At that juncture, the FPAC chairman Alhagie S Darboe asked the subject matter specialist one Mr Abdoulie B. Cham to take the floor and put things into context.

In his submission, Cham said: “Your (BAC) financial statements are prepared on a cash basis, meaning all receipts for the year amounting to D88 million were received in cash and you have made payments out of those receipts amounting to D79 million, leaving you with a surplus of D9, 925, 000 for 2020. So, that surplus should be fiscal cash because that is what you have received and spent in cash. Now, add that to your opening balance at the beginning of the year which you have carried forward from what we have been given, a sum of D40, 000. That should leave you with a closing balance of D9, 965, 866.36 but what the auditor could confirm from both your cash holding from the end of the year and from your bank statements is accumulative D393, 118.30. That shows a shortfall between your actual operation for the year as per your records are showing which should have reflected in cash or bank balances as opposed to what could be confirmed from the five banks and cash holdings. So, that is cause for concern about the discrepancy of D9.5 million. That is what we are talking about,” Cham explained.

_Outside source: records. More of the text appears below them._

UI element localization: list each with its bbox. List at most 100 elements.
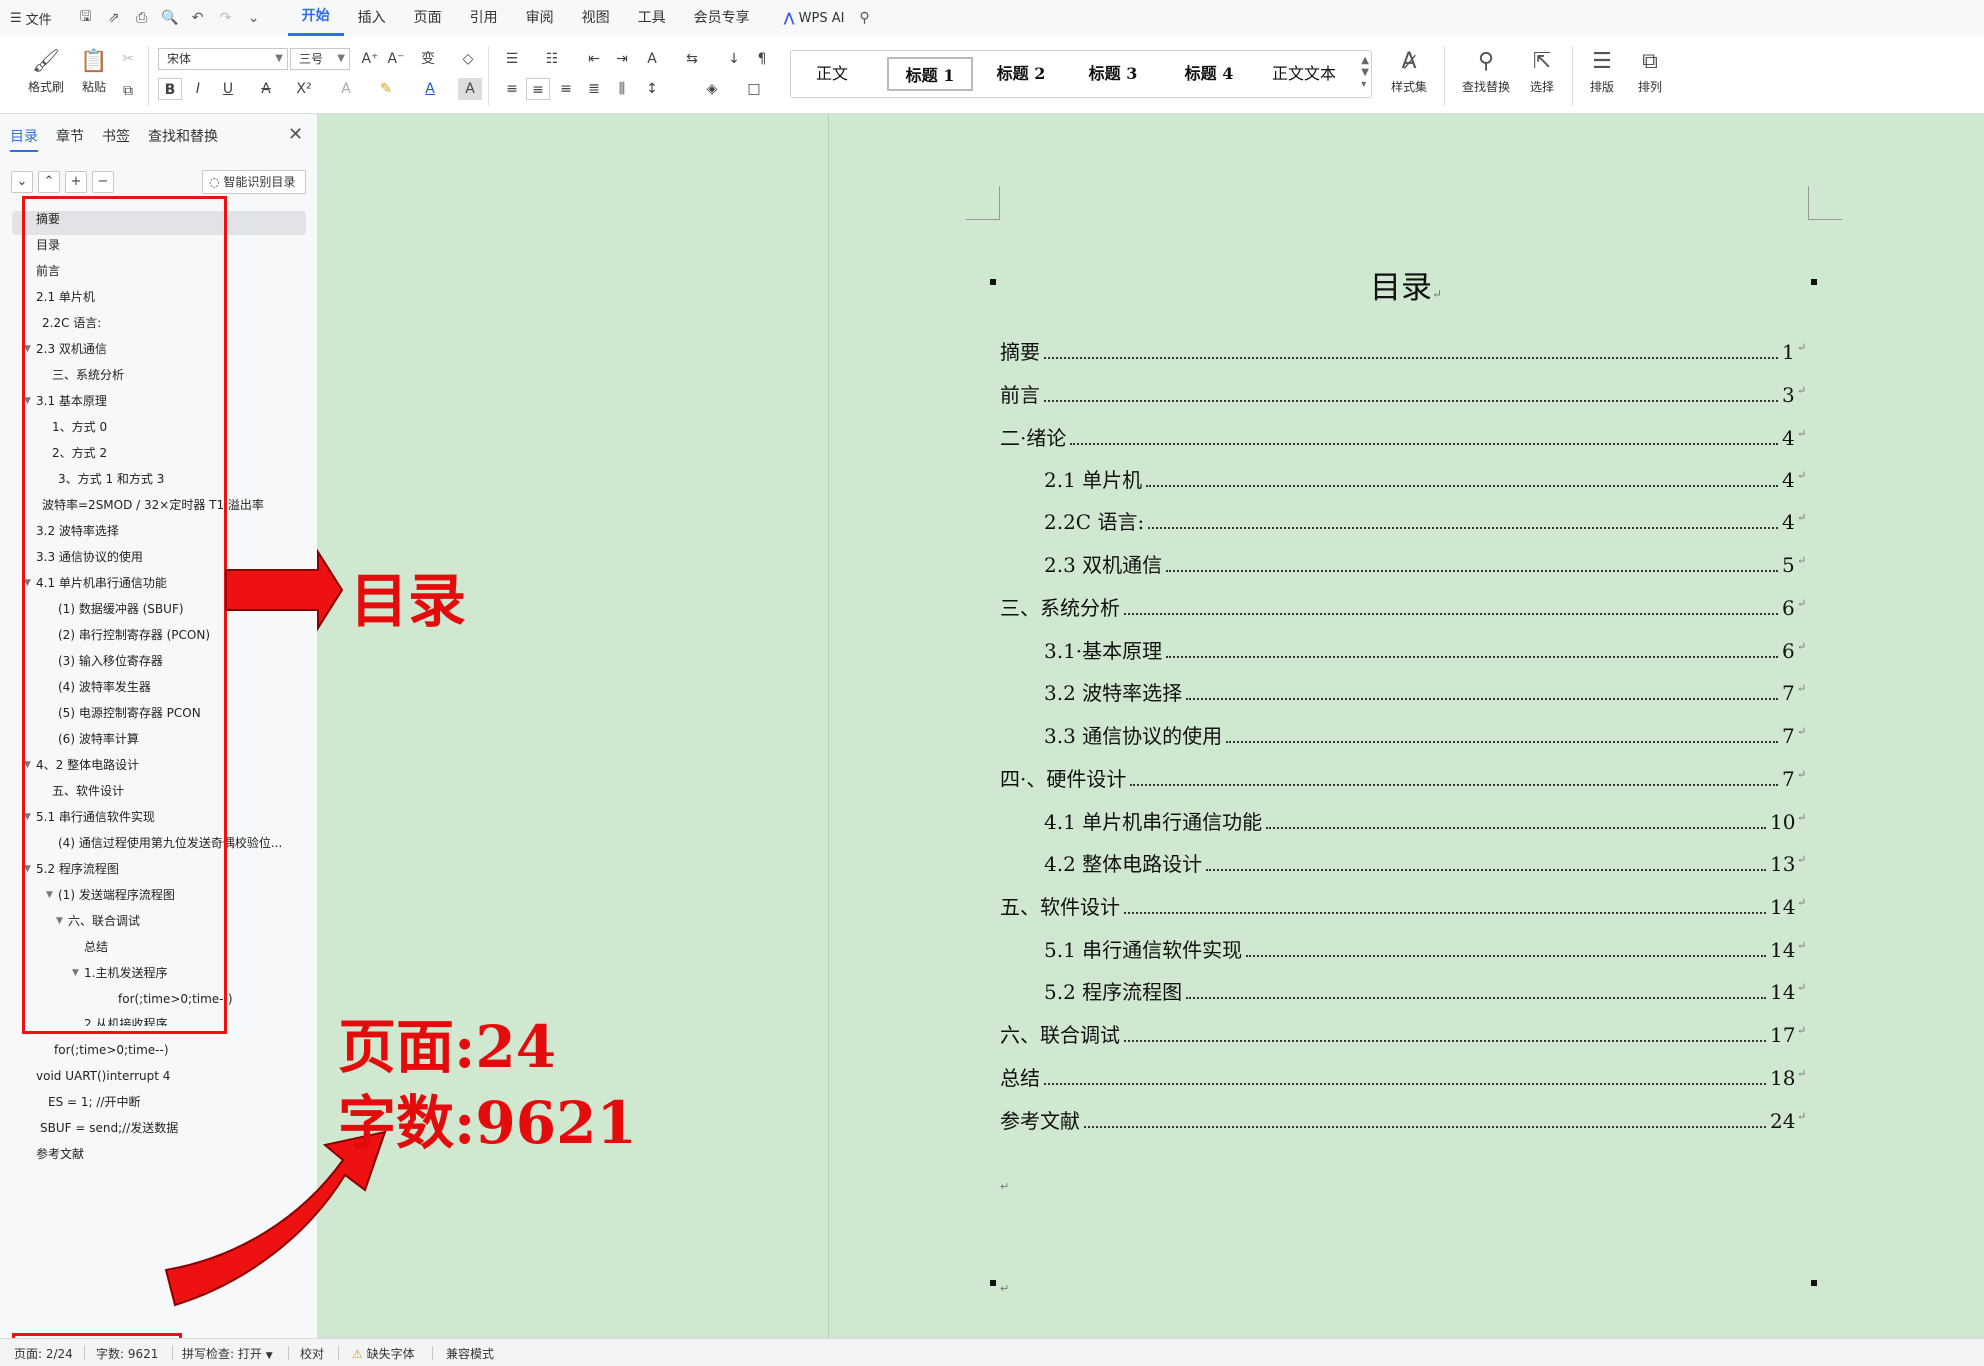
toc-entry[interactable]: 前言 3 ↵ [1000,380,1825,410]
decrease-indent-icon[interactable]: ⇤ [582,48,606,70]
bullet-list-icon[interactable]: ☰ [500,48,524,70]
toc-entry[interactable]: 五、软件设计 14 ↵ [1000,892,1825,922]
style-heading-1[interactable]: 标题 1 [887,57,973,91]
sort-icon[interactable]: ↓ [722,48,746,70]
toc-entry[interactable]: 摘要 1 ↵ [1000,337,1825,367]
nav-tab-bookmarks[interactable]: 书签 [102,126,130,152]
superscript-icon[interactable]: X² [292,78,316,100]
toc-entry[interactable]: 2.2C 语言: 4 ↵ [1044,507,1825,537]
status-word-count[interactable]: 字数: 9621 [96,1345,158,1362]
align-right-icon[interactable]: ≡ [554,78,578,100]
text-direction-icon[interactable]: ⇆ [680,48,704,70]
wps-ai-button[interactable]: ⋀ WPS AI [784,11,845,26]
format-painter-button[interactable]: 🖌 格式刷 [22,46,70,95]
arrange-button[interactable]: ⧉ 排列 [1628,46,1672,95]
print-preview-icon[interactable]: 🔍 [158,6,182,30]
promote-icon[interactable]: + [65,171,87,193]
tab-page[interactable]: 页面 [400,0,456,36]
underline-icon[interactable]: U [216,78,240,100]
status-page[interactable]: 页面: 2/24 [14,1345,73,1362]
change-case-icon[interactable]: A [640,48,664,70]
border-icon[interactable]: □ [742,78,766,100]
quick-access-more-icon[interactable]: ⌄ [242,6,266,30]
tab-insert[interactable]: 插入 [344,0,400,36]
tab-view[interactable]: 视图 [568,0,624,36]
status-missing-font[interactable]: ⚠ 缺失字体 [352,1345,415,1362]
style-normal[interactable]: 正文 [799,57,865,91]
toc-entry[interactable]: 2.1 单片机 4 ↵ [1044,465,1825,495]
style-heading-2[interactable]: 标题 2 [981,57,1061,91]
line-spacing-icon[interactable]: ↕ [640,78,664,100]
save-icon[interactable]: 🖫 [74,6,98,30]
smart-toc-button[interactable]: ◌ 智能识别目录 [202,170,306,194]
share-icon[interactable]: ⇗ [102,6,126,30]
close-icon[interactable]: ✕ [288,124,303,145]
style-body-text[interactable]: 正文文本 [1261,57,1347,91]
text-effect-icon[interactable]: A [334,78,358,100]
grow-font-icon[interactable]: A⁺ [358,48,382,70]
char-shading-icon[interactable]: A [458,78,482,100]
numbered-list-icon[interactable]: ☷ [540,48,564,70]
status-spellcheck[interactable]: 拼写检查: 打开 ▼ [182,1345,273,1362]
layout-button[interactable]: ☰ 排版 [1580,46,1624,95]
toc-entry[interactable]: 5.2 程序流程图 14 ↵ [1044,977,1825,1007]
shrink-font-icon[interactable]: A⁻ [384,48,408,70]
status-proofread[interactable]: 校对 [300,1345,324,1362]
toc-entry[interactable]: 2.3 双机通信 5 ↵ [1044,550,1825,580]
paste-button[interactable]: 📋 粘贴 [70,46,118,95]
file-menu[interactable]: ☰ 文件 [10,9,52,28]
tab-review[interactable]: 审阅 [512,0,568,36]
toc-entry[interactable]: 5.1 串行通信软件实现 14 ↵ [1044,935,1825,965]
find-replace-button[interactable]: ⚲ 查找替换 [1456,46,1516,95]
style-heading-4[interactable]: 标题 4 [1169,57,1249,91]
toc-entry[interactable]: 总结 18 ↵ [1000,1063,1825,1093]
nav-tab-find[interactable]: 查找和替换 [148,126,218,152]
nav-tab-toc[interactable]: 目录 [10,126,38,152]
search-icon[interactable]: ⚲ [852,6,876,30]
toc-entry[interactable]: 3.2 波特率选择 7 ↵ [1044,678,1825,708]
status-compat-mode[interactable]: 兼容模式 [446,1345,494,1362]
tab-reference[interactable]: 引用 [456,0,512,36]
outline-item[interactable]: 参考文献 [36,1144,84,1164]
toc-entry[interactable]: 四·、硬件设计 7 ↵ [1000,764,1825,794]
toc-entry[interactable]: 3.1·基本原理 6 ↵ [1044,636,1825,666]
justify-icon[interactable]: ≣ [582,78,606,100]
outline-item[interactable]: SBUF = send;//发送数据 [40,1118,178,1138]
toc-entry[interactable]: 3.3 通信协议的使用 7 ↵ [1044,721,1825,751]
toc-entry[interactable]: 六、联合调试 17 ↵ [1000,1020,1825,1050]
tab-home[interactable]: 开始 [287,0,344,36]
italic-icon[interactable]: I [186,78,210,100]
collapse-icon[interactable]: ⌃ [38,171,60,193]
strikethrough-icon[interactable]: A [254,78,278,100]
demote-icon[interactable]: − [92,171,114,193]
style-heading-3[interactable]: 标题 3 [1073,57,1153,91]
increase-indent-icon[interactable]: ⇥ [610,48,634,70]
select-button[interactable]: ⇱ 选择 [1520,46,1564,95]
nav-tab-chapters[interactable]: 章节 [56,126,84,152]
bold-icon[interactable]: B [158,78,182,100]
tab-member[interactable]: 会员专享 [680,0,764,36]
copy-icon[interactable]: ⧉ [116,80,140,102]
show-marks-icon[interactable]: ¶ [750,48,774,70]
toc-entry[interactable]: 4.1 单片机串行通信功能 10 ↵ [1044,807,1825,837]
toc-entry[interactable]: 4.2 整体电路设计 13 ↵ [1044,849,1825,879]
undo-icon[interactable]: ↶ [186,6,210,30]
highlight-icon[interactable]: ✎ [374,78,398,100]
outline-item[interactable]: for(;time>0;time--) [54,1040,169,1060]
font-size-select[interactable]: 三号 ▼ [290,48,350,70]
phonetic-guide-icon[interactable]: 变 [416,48,440,70]
align-center-icon[interactable]: ≡ [526,78,550,100]
outline-item[interactable]: void UART()interrupt 4 [36,1066,170,1086]
expand-all-icon[interactable]: ⌄ [11,171,33,193]
redo-icon[interactable]: ↷ [214,6,238,30]
clear-format-icon[interactable]: ◇ [456,48,480,70]
style-scroll-icon[interactable]: ▲ ▼ ▾ [1361,55,1369,91]
toc-entry[interactable]: 三、系统分析 6 ↵ [1000,593,1825,623]
cut-icon[interactable]: ✂ [116,48,140,70]
distributed-icon[interactable]: ⫼ [610,78,634,100]
style-set-button[interactable]: A̷ 样式集 [1382,46,1436,95]
tab-tools[interactable]: 工具 [624,0,680,36]
shading-icon[interactable]: ◈ [700,78,724,100]
toc-entry[interactable]: 参考文献 24 ↵ [1000,1106,1825,1136]
toc-entry[interactable]: 二·绪论 4 ↵ [1000,423,1825,453]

He said the D7 million fixed deposit referred by the BAC’s CEO is out of the question because “if it was, it would have been a credit to cash and debit to investment but that too is not there”.

“In fact, the D7 million was there in 2019 and probably it was there earlier on, so that doesn’t factor or account for this discrepancy of D9.5 million,” Cham added. He said the council should engage the auditors and see whether they might have understated their expenditure.